Two Charged with Illegally Smuggling Live Whitetail Deer into Mississippi


Hattiesburg, Miss. – Edward L. Donaldson Jr., 75, and John Jared Oertling, 42, both residents of Pearl River, St. Tammany Parish, Louisiana, were charged in a Criminal Information with conspiracy to violate the Lacey Act for importing live white-tailed deer into Mississippi, announced Acting U.S. Attorney Harold Brittain and Special Agent in Charge Luis Santiago of the U.S. Fish and Wildlife Service, Office of Law Enforcement.

Mississippi law makes it unlawful to import live white-tailed deer into the State of Mississippi and authorizes the Mississippi Department of Wildlife, Fisheries and Parks Commission with the responsibility of establishing regulations governing the importation of white-tailed deer with the emphasis on preventing the introduction of disease. The Commission established a regulation that mirrors the state statute, prohibiting the importation of live white- tailed deer into the State of Mississippi. The Lacey Act makes it unlawful for any person to import, export, transport, sell, receive, acquire or purchase wildlife that were taken, possessed, transported or sold in violation of any law or regulation of any state.

According to the Criminal Information, from February of 2010 through November of 2012, Edward L. Donaldson Jr., and John Jared Oertling did knowing and willfully conspire to transport live white-tailed deer in interstate commerce in violation of state and federal laws. Donaldson Jr. and Oertling manage a 1,031-acre high fenced enclosure in Forrest County, Mississippi known as Turkey Trott Ranch. Jill Marie Donaldson, wife of Oertling and daughter of Donaldson is the owner of Turkey Trott Ranch.

The Information also alleges that it was part of the conspiracy that the defendants would unlawfully smuggle the live white-tailed deer into Mississippi for the purpose of breeding and killing trophy white-tailed buck deer. Donaldson Jr. and Oertling learned in 2012 that the live white-tailed deer purchased and imported from Pennsylvania to Turkey Trott Ranch in Forrest County, Mississippi came from a herd of captive white-tailed deer in PA that tested positive for Chronic Wasting Disease (CWD).

Chronic Wasting Disease (CWD) is the chief threat to deer and elk populations in North America. The disease, which ultimately ends in death of infected animals, is a transmissible neurological disease that produces small lesions in the brain of deer and elk and is characterized by loss of body condition and behavioral abnormalities.

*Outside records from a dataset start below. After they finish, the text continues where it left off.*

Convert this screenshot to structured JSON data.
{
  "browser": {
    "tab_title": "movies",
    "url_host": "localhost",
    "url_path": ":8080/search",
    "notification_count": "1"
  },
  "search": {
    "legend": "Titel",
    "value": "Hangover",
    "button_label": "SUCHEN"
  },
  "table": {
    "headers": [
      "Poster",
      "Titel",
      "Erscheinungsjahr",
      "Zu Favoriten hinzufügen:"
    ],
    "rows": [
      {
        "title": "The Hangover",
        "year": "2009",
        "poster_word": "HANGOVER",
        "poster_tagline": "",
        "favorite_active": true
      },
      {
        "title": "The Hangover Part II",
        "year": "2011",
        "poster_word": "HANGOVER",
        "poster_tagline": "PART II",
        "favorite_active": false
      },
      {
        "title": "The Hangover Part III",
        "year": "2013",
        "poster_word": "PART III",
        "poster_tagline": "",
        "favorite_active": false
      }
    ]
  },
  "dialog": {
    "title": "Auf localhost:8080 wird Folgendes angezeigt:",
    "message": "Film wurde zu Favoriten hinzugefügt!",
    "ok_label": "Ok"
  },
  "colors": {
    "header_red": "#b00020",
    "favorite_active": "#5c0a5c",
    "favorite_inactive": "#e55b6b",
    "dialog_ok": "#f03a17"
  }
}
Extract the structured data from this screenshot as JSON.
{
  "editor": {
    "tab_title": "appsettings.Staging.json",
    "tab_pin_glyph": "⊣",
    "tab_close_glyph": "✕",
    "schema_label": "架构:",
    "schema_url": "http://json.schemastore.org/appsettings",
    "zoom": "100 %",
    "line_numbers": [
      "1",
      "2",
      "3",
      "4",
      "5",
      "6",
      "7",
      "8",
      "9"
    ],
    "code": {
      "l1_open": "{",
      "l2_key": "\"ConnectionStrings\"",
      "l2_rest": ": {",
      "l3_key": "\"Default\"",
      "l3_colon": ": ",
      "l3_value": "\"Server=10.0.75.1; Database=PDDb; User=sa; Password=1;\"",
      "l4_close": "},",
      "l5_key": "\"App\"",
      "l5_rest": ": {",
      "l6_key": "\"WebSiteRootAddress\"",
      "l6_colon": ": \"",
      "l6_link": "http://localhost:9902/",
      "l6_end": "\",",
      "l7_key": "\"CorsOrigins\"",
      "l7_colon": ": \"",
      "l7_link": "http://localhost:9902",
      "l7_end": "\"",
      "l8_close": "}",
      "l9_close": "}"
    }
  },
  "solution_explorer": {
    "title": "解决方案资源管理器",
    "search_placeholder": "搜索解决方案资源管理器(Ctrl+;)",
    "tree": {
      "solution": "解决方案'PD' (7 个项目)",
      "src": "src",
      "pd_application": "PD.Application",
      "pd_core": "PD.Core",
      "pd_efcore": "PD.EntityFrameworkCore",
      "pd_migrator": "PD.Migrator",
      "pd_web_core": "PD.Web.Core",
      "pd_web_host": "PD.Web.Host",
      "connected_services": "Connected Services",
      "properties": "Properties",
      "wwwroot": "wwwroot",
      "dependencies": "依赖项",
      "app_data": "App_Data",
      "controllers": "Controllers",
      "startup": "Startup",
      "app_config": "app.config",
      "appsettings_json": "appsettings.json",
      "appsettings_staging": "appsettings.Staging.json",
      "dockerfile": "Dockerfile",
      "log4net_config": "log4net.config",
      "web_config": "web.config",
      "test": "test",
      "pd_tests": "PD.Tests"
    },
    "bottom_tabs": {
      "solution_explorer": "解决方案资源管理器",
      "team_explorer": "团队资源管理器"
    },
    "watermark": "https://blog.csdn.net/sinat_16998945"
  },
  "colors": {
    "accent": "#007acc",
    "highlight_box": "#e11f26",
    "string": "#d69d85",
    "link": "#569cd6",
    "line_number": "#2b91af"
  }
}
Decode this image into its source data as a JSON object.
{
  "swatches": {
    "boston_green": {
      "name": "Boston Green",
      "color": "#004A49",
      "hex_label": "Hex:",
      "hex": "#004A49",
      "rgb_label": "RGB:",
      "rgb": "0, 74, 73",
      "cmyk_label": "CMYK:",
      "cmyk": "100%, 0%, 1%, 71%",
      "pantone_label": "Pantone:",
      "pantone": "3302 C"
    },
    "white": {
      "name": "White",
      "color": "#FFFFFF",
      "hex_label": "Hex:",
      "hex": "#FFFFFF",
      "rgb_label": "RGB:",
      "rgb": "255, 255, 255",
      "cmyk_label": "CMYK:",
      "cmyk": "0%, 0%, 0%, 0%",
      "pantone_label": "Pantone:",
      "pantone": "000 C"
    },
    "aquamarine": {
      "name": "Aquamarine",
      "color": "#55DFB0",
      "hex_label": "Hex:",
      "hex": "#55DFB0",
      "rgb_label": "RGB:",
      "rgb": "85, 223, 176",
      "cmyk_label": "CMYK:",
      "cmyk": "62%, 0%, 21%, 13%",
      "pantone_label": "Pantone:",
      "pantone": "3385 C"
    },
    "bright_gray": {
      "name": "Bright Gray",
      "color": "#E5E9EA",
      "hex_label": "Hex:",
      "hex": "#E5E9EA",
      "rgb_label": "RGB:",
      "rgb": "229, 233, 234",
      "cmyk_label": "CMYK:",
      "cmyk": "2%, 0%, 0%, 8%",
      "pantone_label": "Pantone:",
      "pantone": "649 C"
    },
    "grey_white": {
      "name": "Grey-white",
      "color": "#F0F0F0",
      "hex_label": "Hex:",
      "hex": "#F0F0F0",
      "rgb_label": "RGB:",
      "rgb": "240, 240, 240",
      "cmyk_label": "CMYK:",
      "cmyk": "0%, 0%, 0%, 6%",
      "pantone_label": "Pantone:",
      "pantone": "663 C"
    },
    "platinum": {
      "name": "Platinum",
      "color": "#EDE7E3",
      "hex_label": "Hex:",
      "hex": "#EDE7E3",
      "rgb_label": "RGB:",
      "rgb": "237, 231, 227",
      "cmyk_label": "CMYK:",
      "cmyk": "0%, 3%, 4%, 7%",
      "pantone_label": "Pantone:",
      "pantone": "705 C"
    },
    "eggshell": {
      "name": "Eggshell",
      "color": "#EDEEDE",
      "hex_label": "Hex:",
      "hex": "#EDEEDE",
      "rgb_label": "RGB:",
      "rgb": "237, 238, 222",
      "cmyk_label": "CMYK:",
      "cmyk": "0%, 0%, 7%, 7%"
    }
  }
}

“This case demonstrates our continuing commitment, together with our federal and state law enforcement partners, to investigate and prosecute those who choose to violate the federal Lacey Act by illegally importing white-tailed deer into our state,” said Acting U.S. Attorney Brittain.

U.S. Fish and Wildlife Service Special Agent in Charge Luis Santiago stated “We take our mission working with the Mississippi Department of Wildlife, Fisheries, and Parks and the citizens of Mississippi in conserving, protecting, and enhancing fish, wildlife, plants and their habitats very seriously. The U.S. Fish and Wildlife Service, Office of Law Enforcement considers the potential spread of disease caused by the illegal commercialization of wildlife resources a high priority, and we will continue to work closely with our State partners to assist them in these important investigations.”

This case was investigated by the U.S. Fish and Wildlife Service, Office of Law Enforcement, U.S. Department of Agriculture – Office of the Inspector General, and the Mississippi Department of Wildlife, Fisheries, and Parks. It is being prosecuted by Criminal Division Chief Darren J. LaMarca.